30.2.3 Bouwwerken, geen gebouwen zijnde
Voor het bouwen van bouwwerken, geen gebouwen zijnde gelden de volgende regels:
-
a. de hoogte van bouwwerken, geen gebouwen zijnde, mag ten hoogste 3 meter bedragen;
-
b. de maximale hoogte van erf- of terreinafscheidingen bedraagt 2 meter;
-
c. per woning is één overkapping toegestaan met een maximale oppervlakte van 25 m²;
-
d. afstand tot de perceelsgrens dient minimaal 1 meter te bedragen met uitzondering erf- en terreinafscheidingen welke op de perceelsgrens gebouwd mogen worden.

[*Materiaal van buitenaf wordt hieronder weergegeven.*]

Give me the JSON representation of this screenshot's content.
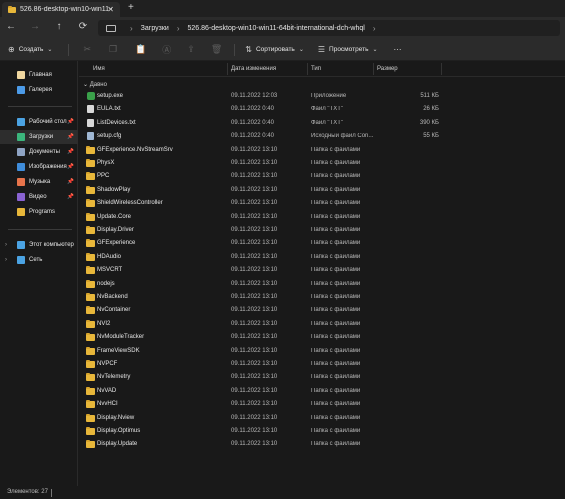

30.5 Specifieke gebruiksregels
30.5.1 Verbod
Tot een strijdig gebruik van gronden en bouwwerken wordt in elk geval gerekend het gebruik:
-
a. het gebruik van (vrijstaande) bijgebouwen als zelfstandige woning of als afhankelijke woonruimte;
-
b. het gebruik van gronden en/of bouwwerken ten behoeve van een seksinrichting, het kweken en/of telen van verdovende middelen voor zover dit het voorzien in de eigen behoefte te boven gaat;
-
c. het gebruik van gronden en/of bouwwerken ten behoeve van een beroep aan huis, dan wel bedrijfsmatige activiteiten, uitgezonderd het bepaalde in 30.5.2en 30.5.3;
-
d. voor bewoning van vrijstaande bijgebouwen bij een woning met uitzondering van mantelzorg.
30.5.2 Beroep aan huis
Het is toegestaan om binnen deze bestemming gronden en of gebouwen c.q. bouwwerken te gebruiken voor de uitoefening van beroep aan huis, mits:
-
a. de woonfunctie op het bouwperceel primair blijft;
-
b. per bouwperceel het oppervlak aan bebouwing dat hiervoor wordt gebruikt niet meer is dan 60 m2.
30.5.3 Kleinschalige bedrijfsmatige activiteiten
het is toegestaan om binnen deze bestemming gronden en of gebouwen c.q. bouwwerken te gebruiken voor de uitoefening van kleinschalige bedrijfsmatige activiteiten, passende in een woonomgeving, mits:
-
a. het betreft bedrijven die voorkomen onder categorie 1 en 2, zoals opgenomen in de bij deze planregels behorende Lijst van Bedrijfsactiviteiten, alsmede bedrijven die naar aard en invloed op de omgeving daarmee gelijk zijn te stellen;
-
b. het niet betreft geluidzoneringsplichtige inrichtingen;
-
c. de woonfunctie in overwegende mate behouden blijft, wat betekent dat maximaal 30% van het vloeroppervlak van de bebouwing, met een absoluut maximum van 40 m2, ten behoeve van bedrijfsmatige activiteiten gebruikt mag worden;
-
d. vast staat dat het gebruik een kleinschalig karakter heeft en zal behouden
-
e. het geen publiekgerichte voorziening betreft, waaronder kapsalons;
-
f. het gebruik de woonfunctie ondersteunt; dit houdt in dat degene die de activiteiten uitvoert tevens bewoner is van het hoofdgebouw;
-
g. het niet betreft zodanige verkeersaantrekkende activiteiten, dat deze kunnen leiden tot een nadelige beïnvloeding van het verkeer dan wel tot een onevenredige parkeerdruk op de openbare ruimte;
-
h. het aan de bestemming onttrekken van (een deel) van de bij het betreffende hoofdgebouw behorende garage slechts is toegestaan, indien op het bij de woningbehorende erf vervangende parkeerruimte, bestaande uit ten minste één parkeerplaats, aanwezig is;
-
i. er geen sprake is van detailhandel;
-
j. de activiteit(en) niet leiden tot een onevenredige verstoring van de evenwichtige opbouw van de voorzieningenstructuur binnen de gemeente.